61. Formation Mechanism. Particles colliding in space tend to fragment, not merge.134 Second, even if they always stuck together, they would grow very slowly—on the order of 3-billion years for gas to form particles only 10-5 cm in diameter.135 Third, dust particles that formed this way would be more uniform in size than those in comets. Fourth, colliding ice particles would vaporize the weakly bound ice molecules, destroying, not forming, comets.
62. Ice on Moon and Mercury. Same as item 14 on page 332.

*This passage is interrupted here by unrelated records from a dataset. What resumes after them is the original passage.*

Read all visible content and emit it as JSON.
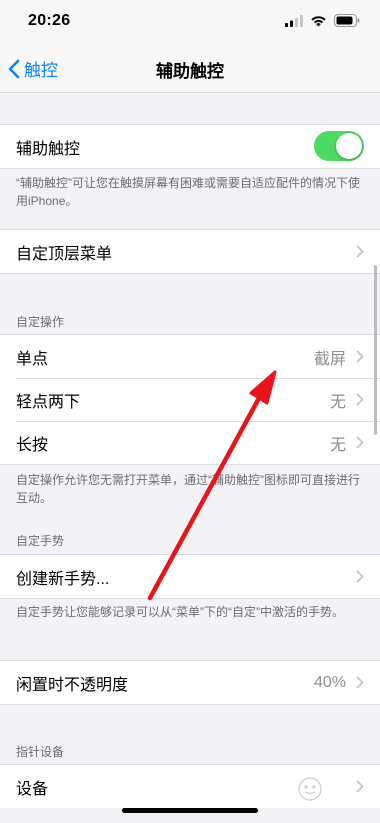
{
  "status_bar": {
    "time": "20:26"
  },
  "nav": {
    "back_label": "触控",
    "title": "辅助触控"
  },
  "assistive_touch": {
    "label": "辅助触控",
    "enabled": true,
    "footer": "“辅助触控”可让您在触摸屏幕有困难或需要自适应配件的情况下使用iPhone。"
  },
  "top_menu": {
    "label": "自定顶层菜单"
  },
  "custom_actions": {
    "header": "自定操作",
    "rows": [
      {
        "label": "单点",
        "value": "截屏"
      },
      {
        "label": "轻点两下",
        "value": "无"
      },
      {
        "label": "长按",
        "value": "无"
      }
    ],
    "footer": "自定操作允许您无需打开菜单，通过“辅助触控”图标即可直接进行互动。"
  },
  "custom_gestures": {
    "header": "自定手势",
    "create_label": "创建新手势...",
    "footer": "自定手势让您能够记录可以从“菜单”下的“自定”中激活的手势。"
  },
  "idle_opacity": {
    "label": "闲置时不透明度",
    "value": "40%"
  },
  "pointer_devices": {
    "header": "指针设备",
    "devices_label": "设备"
  },
  "colors": {
    "accent": "#0a84ff",
    "toggle_on": "#4cd964",
    "annotation_arrow": "#e8141a"
  }
}
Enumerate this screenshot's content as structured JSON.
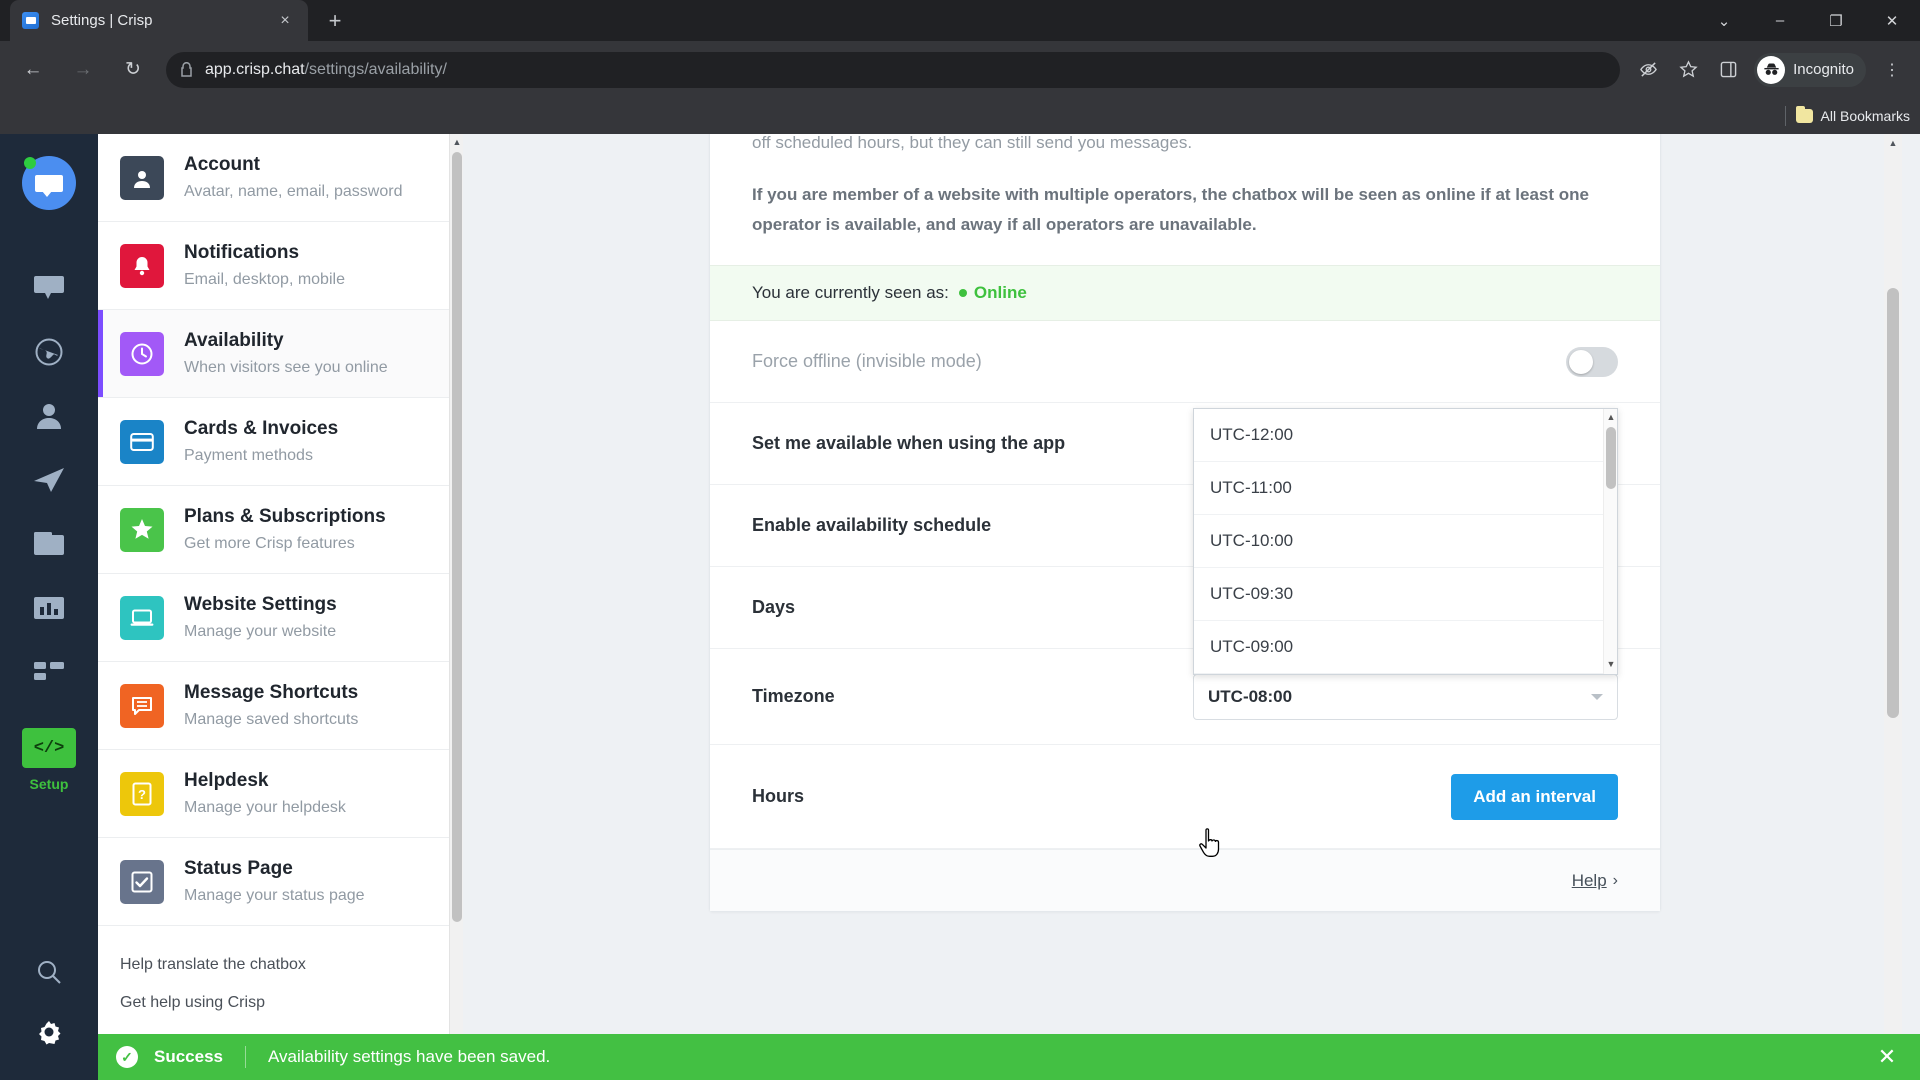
{
  "browser": {
    "tab": {
      "title": "Settings | Crisp",
      "favicon": "crisp-chat-icon",
      "close": "×"
    },
    "new_tab_label": "+",
    "window_controls": {
      "minimize": "–",
      "maximize": "❐",
      "close": "✕",
      "tab_search": "⌄"
    },
    "nav": {
      "back": "←",
      "forward": "→",
      "reload": "↻"
    },
    "url": {
      "secure_domain": "app.crisp.chat",
      "path": "/settings/availability/",
      "lock": "lock-icon"
    },
    "omnibox_right": {
      "privacy": "eye-off-icon",
      "bookmark": "star-icon",
      "side_panel": "side-panel-icon",
      "menu": "⋮"
    },
    "profile": {
      "label": "Incognito",
      "icon": "incognito-icon"
    },
    "bookmarks": {
      "all_bookmarks": "All Bookmarks"
    }
  },
  "rail": {
    "logo": "crisp-logo",
    "items": [
      {
        "name": "inbox",
        "icon": "chat-bubble-icon"
      },
      {
        "name": "visitors",
        "icon": "globe-icon"
      },
      {
        "name": "contacts",
        "icon": "person-icon"
      },
      {
        "name": "campaigns",
        "icon": "paper-plane-icon"
      },
      {
        "name": "helpdesk",
        "icon": "book-icon"
      },
      {
        "name": "analytics",
        "icon": "bar-chart-icon"
      },
      {
        "name": "plugins",
        "icon": "grid-icon"
      }
    ],
    "setup": {
      "label": "Setup",
      "icon": "code-brackets-icon"
    },
    "bottom": [
      {
        "name": "search",
        "icon": "magnifier-icon"
      },
      {
        "name": "settings",
        "icon": "gear-icon"
      }
    ]
  },
  "settings_nav": {
    "items": [
      {
        "title": "Account",
        "subtitle": "Avatar, name, email, password",
        "icon": "person-card-icon",
        "color": "#3c4858",
        "active": false
      },
      {
        "title": "Notifications",
        "subtitle": "Email, desktop, mobile",
        "icon": "bell-icon",
        "color": "#e0173c",
        "active": false
      },
      {
        "title": "Availability",
        "subtitle": "When visitors see you online",
        "icon": "clock-icon",
        "color": "#a259f7",
        "active": true
      },
      {
        "title": "Cards & Invoices",
        "subtitle": "Payment methods",
        "icon": "credit-card-icon",
        "color": "#1a84c7",
        "active": false
      },
      {
        "title": "Plans & Subscriptions",
        "subtitle": "Get more Crisp features",
        "icon": "star-icon",
        "color": "#4ac44a",
        "active": false
      },
      {
        "title": "Website Settings",
        "subtitle": "Manage your website",
        "icon": "laptop-icon",
        "color": "#2ec4c0",
        "active": false
      },
      {
        "title": "Message Shortcuts",
        "subtitle": "Manage saved shortcuts",
        "icon": "message-lines-icon",
        "color": "#f06423",
        "active": false
      },
      {
        "title": "Helpdesk",
        "subtitle": "Manage your helpdesk",
        "icon": "question-doc-icon",
        "color": "#edc70b",
        "active": false
      },
      {
        "title": "Status Page",
        "subtitle": "Manage your status page",
        "icon": "check-square-icon",
        "color": "#68748c",
        "active": false
      }
    ],
    "footer_links": [
      "Help translate the chatbox",
      "Get help using Crisp"
    ]
  },
  "main": {
    "intro_line_1": "off scheduled hours, but they can still send you messages.",
    "intro_line_2": "If you are member of a website with multiple operators, the chatbox will be seen as online if at least one operator is available, and away if all operators are unavailable.",
    "status": {
      "label": "You are currently seen as:",
      "value": "Online",
      "color": "#3ec13e"
    },
    "rows": {
      "force_offline": {
        "label": "Force offline (invisible mode)",
        "toggle": "off"
      },
      "set_available": {
        "label": "Set me available when using the app",
        "toggle": "on"
      },
      "enable_schedule": {
        "label": "Enable availability schedule",
        "toggle": "on"
      },
      "days": {
        "label": "Days"
      },
      "timezone": {
        "label": "Timezone",
        "selected": "UTC-08:00"
      },
      "hours": {
        "label": "Hours",
        "button": "Add an interval"
      }
    },
    "timezone_dropdown": {
      "open": true,
      "options": [
        "UTC-12:00",
        "UTC-11:00",
        "UTC-10:00",
        "UTC-09:30",
        "UTC-09:00"
      ]
    },
    "footer": {
      "help": "Help",
      "chevron": "›"
    }
  },
  "toast": {
    "title": "Success",
    "message": "Availability settings have been saved.",
    "close": "✕",
    "color": "#43c043"
  }
}
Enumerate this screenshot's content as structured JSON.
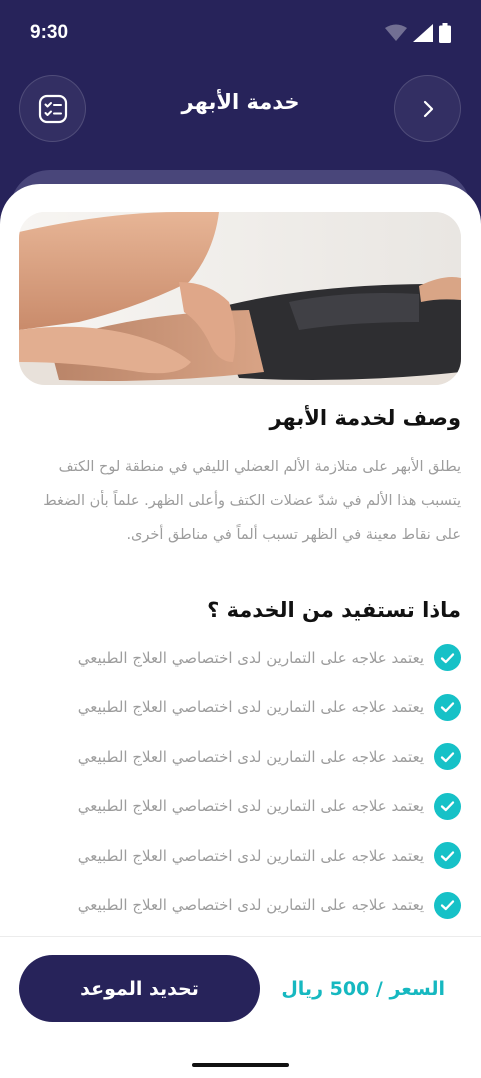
{
  "status_bar": {
    "time": "9:30",
    "icons": [
      "wifi-icon",
      "signal-icon",
      "battery-icon"
    ]
  },
  "header": {
    "title": "خدمة الأبهر",
    "left_icon": "checklist-icon",
    "right_icon": "chevron-right-icon"
  },
  "hero_image": {
    "alt": "massage-photo"
  },
  "description": {
    "title": "وصف لخدمة الأبهر",
    "body": "يطلق الأبهر على متلازمة الألم العضلي الليفي في منطقة لوح الكتف يتسبب هذا الألم في شدّ عضلات الكتف وأعلى الظهر. علماً بأن الضغط على نقاط معينة في الظهر تسبب ألماً في مناطق أخرى."
  },
  "benefits": {
    "title": "ماذا تستفيد من الخدمة ؟",
    "items": [
      "يعتمد علاجه على التمارين لدى اختصاصي العلاج الطبيعي",
      "يعتمد علاجه على التمارين لدى اختصاصي العلاج الطبيعي",
      "يعتمد علاجه على التمارين لدى اختصاصي العلاج الطبيعي",
      "يعتمد علاجه على التمارين لدى اختصاصي العلاج الطبيعي",
      "يعتمد علاجه على التمارين لدى اختصاصي العلاج الطبيعي",
      "يعتمد علاجه على التمارين لدى اختصاصي العلاج الطبيعي"
    ]
  },
  "footer": {
    "price": "السعر / 500 ريال",
    "book_label": "تحديد الموعد"
  },
  "colors": {
    "primary": "#27235a",
    "accent": "#16c1c7",
    "muted_text": "#9d9d9d"
  }
}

63. Crystalline Dust. Same as item 32 on page 334.
64. Random Perihelion Directions, Orbit Directions and Inclinations. Particles in meteor streams were supposedly formed by the same unknown process as particles that now compose planets. If so, meteoroids and comets would have prograde orbits near the ecliptic. However, 53% of the observed long-period comets are in retrograde orbits, and almost all are far from the ecliptic.
65. Small Perihelions. Passing stars might perturb long-period comets, but comet perihelions would be scattered—not clustered, as they are, in the 1–3 AU range.
66. Jupiter’s Family. Same as item 54 on page 335.
67. Composition. Same as item 40 on page 335.
68. Heavy Hydrogen. Comets have 20 times more heavy hydrogen than this theory would predict.
69. Small Comets. See item 17 on page 332.
70. Missing Meteorites. See item 18 on page 333.
71. Recent Meteor Streams. See item 9 on page 331.
72. Other/Scattering. Solar wind, the Poynting-Robertson effect, perturbations by planets, and tidal effects disperse particles in a meteor stream, preventing them from merging to become a comet.
As the water in a short-period comet evaporates into the vacuum of space, its dust particles remain in orbits similar to the comet’s orbit. Thus, comets produce meteor streams, not the reverse.